When your grandparents and parents generation are gone maybe the community will be more favourable to raise your kids the way you would like to be raised. But until then, don't rock the boat too much.
But what to do about those three hour sermons? Maybe you could use the time to learn from religion's positive aspects. Religion is far better than atheism/humanism in its organising and educating of followers. If humanism is to thrive in the future it will need to copy some of those aspects of religion (hopefully without the oppression and 3 hour sermons!), so maybe use the time to think about what a humanist community would look like, because we will need to build humanist communities in the future if our movement is to thrive.
For example, this video of philosopher Alain de Botton says that Atheism 2.0 has a few things to learn from religion's structure:
http://www.youtube.com/watch?v=2Oe6HUgrRlQ
Good luck with those sermons and I hope that you can smooth out your family and community relations. Do your best to fit in, and save your venting for your close friends who understand you.

Comment by Meredith Tarkington on July 15, 2012 at 9:51pm

Thank you Annet. <3

@James: Oddly enough she did. When I brought it up to her that it would probably be heresay, she said "Eh, it's just a movie." 

Comment by James Yount on July 15, 2012 at 7:16pm

Your other friend must have loved the Thor movie. ;)

Comment by annet on July 15, 2012 at 6:12pm

Glen's idea certainly has merit. Have you considered not discussing religion with them or as little as possible? If other aspects of your home life are okay, maybe you can smile and nod and go the the obligatory functions for the food and companionship? You know, "play the game."   You might have to bite your tongue at times  but at a young age sometimes it is not feasible to be very outspoken. Maybe writing in a journal about it, and talking to your atheist friend would be good outlets for your frustration.  Once you are out of the house you can be as outspoken as you want to be.  Good luck and keep us posted on how its going. 

Comment by Glen Rosenberg on July 15, 2012 at 10:54am

I aint no mister on account of it makes me feel old! And the way I exercise I aint old. Okay Lady Tarkington. Good luck.

Comment by Meredith Tarkington on July 15, 2012 at 8:58am

Thank you ever so much, Mr. Rosenberg. I'll be sure to try it.

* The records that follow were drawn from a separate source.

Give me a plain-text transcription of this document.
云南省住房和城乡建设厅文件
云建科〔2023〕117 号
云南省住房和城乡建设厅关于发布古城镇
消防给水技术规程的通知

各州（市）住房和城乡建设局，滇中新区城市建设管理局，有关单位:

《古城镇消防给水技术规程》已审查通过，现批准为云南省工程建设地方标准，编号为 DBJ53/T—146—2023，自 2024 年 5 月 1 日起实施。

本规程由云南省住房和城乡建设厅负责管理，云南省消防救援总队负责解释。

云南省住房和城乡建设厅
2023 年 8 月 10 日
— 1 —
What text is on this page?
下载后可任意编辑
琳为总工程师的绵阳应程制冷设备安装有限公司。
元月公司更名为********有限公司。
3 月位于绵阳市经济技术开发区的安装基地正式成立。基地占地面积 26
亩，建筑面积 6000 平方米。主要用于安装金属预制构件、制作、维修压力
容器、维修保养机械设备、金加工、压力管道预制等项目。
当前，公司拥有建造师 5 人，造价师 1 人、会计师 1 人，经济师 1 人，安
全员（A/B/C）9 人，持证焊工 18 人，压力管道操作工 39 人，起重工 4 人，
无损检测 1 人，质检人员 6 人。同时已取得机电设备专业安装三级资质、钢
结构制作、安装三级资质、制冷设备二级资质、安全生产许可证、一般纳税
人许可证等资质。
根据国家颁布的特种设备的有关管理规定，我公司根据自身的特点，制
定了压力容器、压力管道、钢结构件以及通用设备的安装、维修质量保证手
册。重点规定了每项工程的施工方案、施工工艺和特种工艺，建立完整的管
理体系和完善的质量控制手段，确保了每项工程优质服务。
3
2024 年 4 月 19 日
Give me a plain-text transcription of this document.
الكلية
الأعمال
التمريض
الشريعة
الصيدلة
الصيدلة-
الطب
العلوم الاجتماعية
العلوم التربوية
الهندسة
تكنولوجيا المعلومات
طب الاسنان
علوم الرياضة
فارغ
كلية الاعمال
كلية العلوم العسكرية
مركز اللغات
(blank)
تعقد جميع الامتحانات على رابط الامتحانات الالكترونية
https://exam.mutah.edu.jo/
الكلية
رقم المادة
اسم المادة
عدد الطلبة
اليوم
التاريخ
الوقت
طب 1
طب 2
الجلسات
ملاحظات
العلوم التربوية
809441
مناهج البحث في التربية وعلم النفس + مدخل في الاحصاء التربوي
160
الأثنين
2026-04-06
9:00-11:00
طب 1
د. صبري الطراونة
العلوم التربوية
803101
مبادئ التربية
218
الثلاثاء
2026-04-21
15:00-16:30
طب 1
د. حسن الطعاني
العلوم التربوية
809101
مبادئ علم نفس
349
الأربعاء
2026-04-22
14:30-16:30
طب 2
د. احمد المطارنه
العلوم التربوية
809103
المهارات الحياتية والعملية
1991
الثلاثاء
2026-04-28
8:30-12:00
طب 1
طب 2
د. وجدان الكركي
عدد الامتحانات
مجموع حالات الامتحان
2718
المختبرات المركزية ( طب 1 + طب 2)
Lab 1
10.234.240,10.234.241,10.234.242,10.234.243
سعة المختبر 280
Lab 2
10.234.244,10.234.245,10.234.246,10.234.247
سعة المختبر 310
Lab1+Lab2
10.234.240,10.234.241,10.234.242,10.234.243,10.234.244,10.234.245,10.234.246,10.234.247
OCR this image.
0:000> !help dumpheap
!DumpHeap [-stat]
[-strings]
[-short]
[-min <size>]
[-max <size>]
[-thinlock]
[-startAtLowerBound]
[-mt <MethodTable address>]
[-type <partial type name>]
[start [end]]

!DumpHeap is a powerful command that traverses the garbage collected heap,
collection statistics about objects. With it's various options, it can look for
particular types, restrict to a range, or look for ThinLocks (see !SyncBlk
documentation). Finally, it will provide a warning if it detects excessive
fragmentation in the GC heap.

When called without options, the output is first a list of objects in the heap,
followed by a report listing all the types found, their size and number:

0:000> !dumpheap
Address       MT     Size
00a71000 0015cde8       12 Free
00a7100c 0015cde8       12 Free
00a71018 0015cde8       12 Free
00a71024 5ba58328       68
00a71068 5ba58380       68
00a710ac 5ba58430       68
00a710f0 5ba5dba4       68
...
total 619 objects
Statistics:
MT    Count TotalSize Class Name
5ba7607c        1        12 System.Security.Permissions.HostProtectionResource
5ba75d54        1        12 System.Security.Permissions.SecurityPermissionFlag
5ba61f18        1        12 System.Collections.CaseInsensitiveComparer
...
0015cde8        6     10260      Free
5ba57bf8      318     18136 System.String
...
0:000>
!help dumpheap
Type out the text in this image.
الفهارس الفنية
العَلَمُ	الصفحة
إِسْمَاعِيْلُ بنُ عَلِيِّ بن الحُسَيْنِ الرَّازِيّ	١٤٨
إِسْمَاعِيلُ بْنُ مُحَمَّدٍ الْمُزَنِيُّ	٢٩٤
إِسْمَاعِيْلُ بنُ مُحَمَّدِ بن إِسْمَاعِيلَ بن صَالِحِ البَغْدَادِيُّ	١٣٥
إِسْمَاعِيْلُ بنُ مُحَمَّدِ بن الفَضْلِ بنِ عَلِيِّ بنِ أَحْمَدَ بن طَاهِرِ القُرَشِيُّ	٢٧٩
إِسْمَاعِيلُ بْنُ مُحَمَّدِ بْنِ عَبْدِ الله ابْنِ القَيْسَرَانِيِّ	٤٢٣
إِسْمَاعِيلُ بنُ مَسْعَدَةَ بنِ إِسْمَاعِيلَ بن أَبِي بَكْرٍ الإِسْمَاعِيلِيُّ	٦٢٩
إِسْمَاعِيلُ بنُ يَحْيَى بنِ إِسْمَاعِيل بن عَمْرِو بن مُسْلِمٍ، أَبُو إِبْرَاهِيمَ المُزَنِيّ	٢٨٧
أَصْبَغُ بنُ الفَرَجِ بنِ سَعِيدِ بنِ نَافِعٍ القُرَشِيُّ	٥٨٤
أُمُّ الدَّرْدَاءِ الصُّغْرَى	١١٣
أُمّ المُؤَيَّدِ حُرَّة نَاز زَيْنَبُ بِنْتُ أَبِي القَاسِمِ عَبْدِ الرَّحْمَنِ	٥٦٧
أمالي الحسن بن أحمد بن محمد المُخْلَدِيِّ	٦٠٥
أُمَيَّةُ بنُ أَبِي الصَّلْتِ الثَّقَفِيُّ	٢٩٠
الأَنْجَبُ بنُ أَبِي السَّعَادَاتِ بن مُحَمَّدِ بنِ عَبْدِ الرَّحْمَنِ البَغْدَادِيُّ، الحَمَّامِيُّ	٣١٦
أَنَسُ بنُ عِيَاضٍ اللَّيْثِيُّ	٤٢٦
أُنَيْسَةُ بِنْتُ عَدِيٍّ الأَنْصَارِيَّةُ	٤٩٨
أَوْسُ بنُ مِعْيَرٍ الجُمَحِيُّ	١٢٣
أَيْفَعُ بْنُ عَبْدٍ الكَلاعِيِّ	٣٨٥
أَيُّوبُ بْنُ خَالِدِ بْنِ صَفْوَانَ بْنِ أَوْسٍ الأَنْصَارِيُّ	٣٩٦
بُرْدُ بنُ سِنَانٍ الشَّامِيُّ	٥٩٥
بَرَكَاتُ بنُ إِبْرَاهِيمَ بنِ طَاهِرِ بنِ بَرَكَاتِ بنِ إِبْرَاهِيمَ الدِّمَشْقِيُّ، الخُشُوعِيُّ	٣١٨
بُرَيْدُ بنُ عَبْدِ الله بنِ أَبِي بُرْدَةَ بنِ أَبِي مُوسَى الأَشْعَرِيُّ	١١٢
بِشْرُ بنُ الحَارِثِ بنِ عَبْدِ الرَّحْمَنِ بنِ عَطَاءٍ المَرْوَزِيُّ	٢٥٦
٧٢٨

Comment by Glen Rosenberg on July 15, 2012 at 8:46am

If you do not wish to hide there are two ways to go. One is to make the arguments atheists make. The other is to use their beliefs in such a way that your explanation is consistent with their mythology. This is god's will. Part of the divine plan. The more you attempt to persuade me the greater my hostility will be. My faith is being tested and one day I may land back in the lap of righteous goodness but for the time being and forseeable future I do not believe and will not play along.

Liberation is within view. Go Meredith.